3) Your group chat manager is rebuilt every request
If you create a new GroupChat or GroupChatManager on each call without reloading prior messages, the manager starts from zero every time.
from autogen import GroupChat, GroupChatManager
# BAD: fresh manager every request
groupchat = GroupChat(agents=[...], messages=[])
manager = GroupChatManager(groupchat=groupchat)
# GOOD: restore previous messages for the session
groupchat = GroupChat(agents=[...], messages=load_session_messages(session_id))
manager = GroupChatManager(groupchat=groupchat)
4) Your cache key is wrong across workers
A lot of “state not updating” bugs are actually bad session routing. If worker A saves under one key and worker B loads under another key, it looks like AutoGen lost state.
# BAD
session_key = request.headers.get("X-Session") # sometimes missing / inconsistent
# GOOD
session_key = f"{tenant_id}:{user_id}:{conversation_id}"
Use a stable key derived from authenticated identity and conversation ID. Don’t rely on ephemeral headers unless they’re guaranteed by your gateway.
How to Debug It
- •
Print the worker identity
- •Log hostname, PID, container ID, or thread ID on every request.
- •If consecutive turns hit different workers and you use memory-only storage, you found the issue.
- •
Log state before and after each agent call
- •Dump message count and last message role/content.
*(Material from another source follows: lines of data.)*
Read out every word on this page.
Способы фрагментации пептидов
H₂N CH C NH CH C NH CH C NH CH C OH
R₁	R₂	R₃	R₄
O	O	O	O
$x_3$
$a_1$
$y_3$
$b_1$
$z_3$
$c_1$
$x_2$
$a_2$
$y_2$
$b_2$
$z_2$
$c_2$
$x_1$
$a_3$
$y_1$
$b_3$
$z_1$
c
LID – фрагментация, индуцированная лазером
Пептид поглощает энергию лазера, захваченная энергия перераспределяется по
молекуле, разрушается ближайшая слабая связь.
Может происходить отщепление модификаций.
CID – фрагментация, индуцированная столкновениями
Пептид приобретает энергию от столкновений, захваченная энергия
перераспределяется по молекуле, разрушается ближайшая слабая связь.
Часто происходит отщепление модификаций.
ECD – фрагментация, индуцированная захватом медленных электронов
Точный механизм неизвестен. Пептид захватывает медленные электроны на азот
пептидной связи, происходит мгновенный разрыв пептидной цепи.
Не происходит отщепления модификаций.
- •Compare what AutoGen receives versus what your app thinks it saved.
- •
Check whether persistence is real
- •Write a value.
- •Restart the process.
- •Read it back.
- •If it disappears after restart, it was never persistent storage.
- •
Reproduce with one worker
- •Run with a single Uvicorn worker or one container replica.
- •If the bug vanishes, your problem is almost certainly shared-state handling rather than AutoGen itself.
Prevention
- •Keep conversation state outside process memory if requests can land on different workers.
- •Use one canonical session key for all reads and writes.
- •Treat
AssistantAgent,UserProxyAgent,GroupChat, andGroupChatManageras runtime objects; persist only the data they need to rebuild context. - •Add logs for session ID, worker ID, message count, and storage backend on every turn.
If you want this to stop showing up in production incidents, design for rehydration from day one. In AutoGen systems that scale horizontally, “state” is not an object attribute — it’s data in shared storage.